I let her have a minute to absorb what she’d seen. To get her emotions under control.

The picture was, I believed, a trophy. According to Reyes’s sister, Kim, Earl Walker would take explicit photos of Reyes, then hide them in the walls everywhere they lived. And they were on the move constantly, so that could have been dozens of places. She said the pictures were blackmail, meant to keep Reyes in line. That could be, though I tended to think they’d be more like souvenirs. Keepsakes from his exploits. But why he would put them in the walls baffled me. If they really were trophies, wouldn’t he take them? Why leave them where they could be found—and had been, in Ms. Faye’s case—and used against him?

Then I realized that Earl probably wasn’t in any of those photos. They were all of Reyes.
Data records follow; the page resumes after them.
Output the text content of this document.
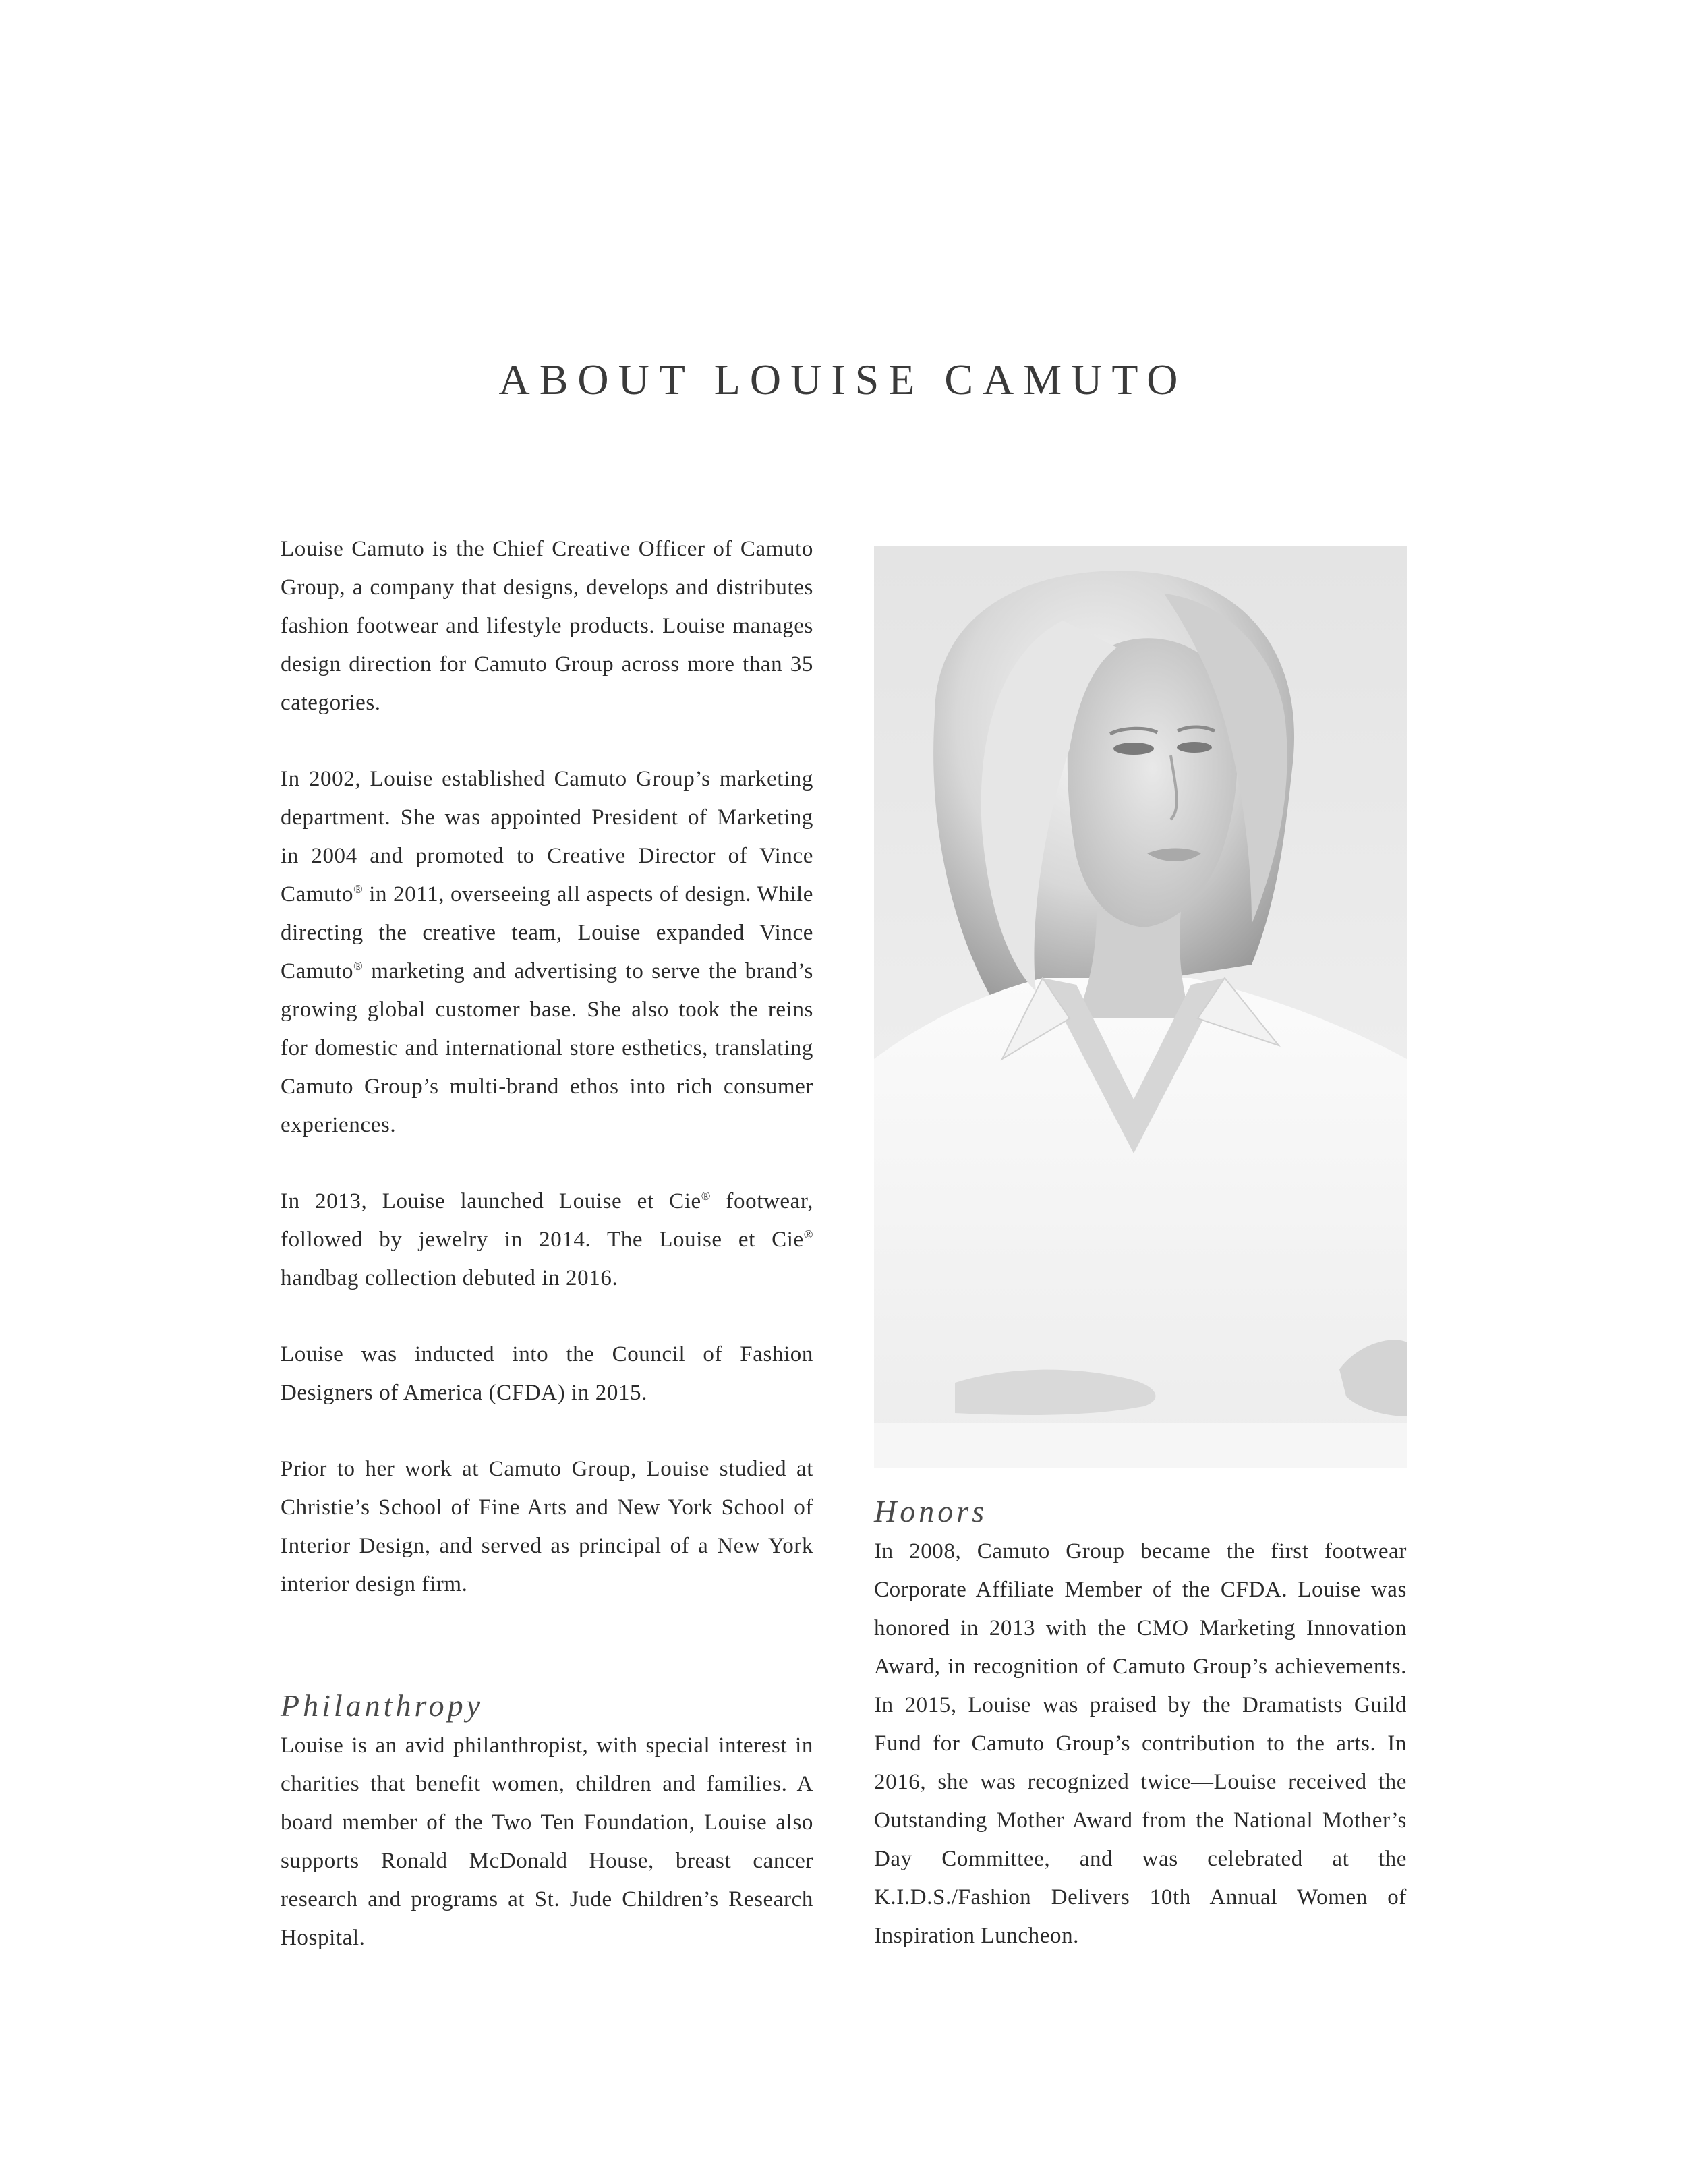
ABOUT LOUISE CAMUTO

Louise Camuto is the Chief Creative Officer of Camuto Group, a company that designs, develops and distributes fashion footwear and lifestyle products. Louise manages design direction for Camuto Group across more than 35 categories.

In 2002, Louise established Camuto Group’s marketing department. She was appointed President of Marketing in 2004 and promoted to Creative Director of Vince Camuto® in 2011, overseeing all aspects of design. While directing the creative team, Louise expanded Vince Camuto® marketing and advertising to serve the brand’s growing global customer base. She also took the reins for domestic and international store esthetics, translating Camuto Group’s multi-brand ethos into rich consumer experiences.

In 2013, Louise launched Louise et Cie® footwear, followed by jewelry in 2014. The Louise et Cie® handbag collection debuted in 2016.

Louise was inducted into the Council of Fashion Designers of America (CFDA) in 2015.

Prior to her work at Camuto Group, Louise studied at Christie’s School of Fine Arts and New York School of Interior Design, and served as principal of a New York interior design firm.

Philanthropy

Louise is an avid philanthropist, with special interest in charities that benefit women, children and families. A board member of the Two Ten Foundation, Louise also supports Ronald McDonald House, breast cancer research and programs at St. Jude Children’s Research Hospital.

Honors

In 2008, Camuto Group became the first footwear Corporate Affiliate Member of the CFDA. Louise was honored in 2013 with the CMO Marketing Innovation Award, in recognition of Camuto Group’s achievements. In 2015, Louise was praised by the Dramatists Guild Fund for Camuto Group’s contribution to the arts. In 2016, she was recognized twice—Louise received the Outstanding Mother Award from the National Mother’s Day Committee, and was celebrated at the K.I.D.S./Fashion Delivers 10th Annual Women of Inspiration Luncheon.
In the picture Ms. Faye had given me, Earl seemed to purposely shame Reyes. That was the worst part of it. He’d tied him up and blindfolded him, though I’d had no trouble recognizing Reyes’s perfect form. His mussed dark hair. His full mouth. The smooth, fluidly mechanical tattoos along his shoulders and arms. The rope bit into his flesh. It reopened wounds that appeared to have been healing. He looked about sixteen in the picture, his face turned away, his lips pressed together in humiliation. Huge patches of black bruises marred his neck and ribs. Long garish cuts, some fresh, some half healed, streaked along his arms and torso.

I could never erase the image from my mind, though I’d considered trying electroshock therapy just to give it a try. It would have been worth it. And yet I kept the picture. To this day, I had no idea why I didn’t burn it the minute I got it.

“I can’t imagine what his life was like,” Cookie said, staring off into space.

“Me neither. He saved mine tonight. He fought off a demon that was hell-bent on ripping my throat out.”

She tensed in alarm. “Charley, are you serious?”

“Yes. I’ve been so angry with him, but all he’s ever done is save my life. Again and again growing up. I’m not sure I have the right to be angry with him.”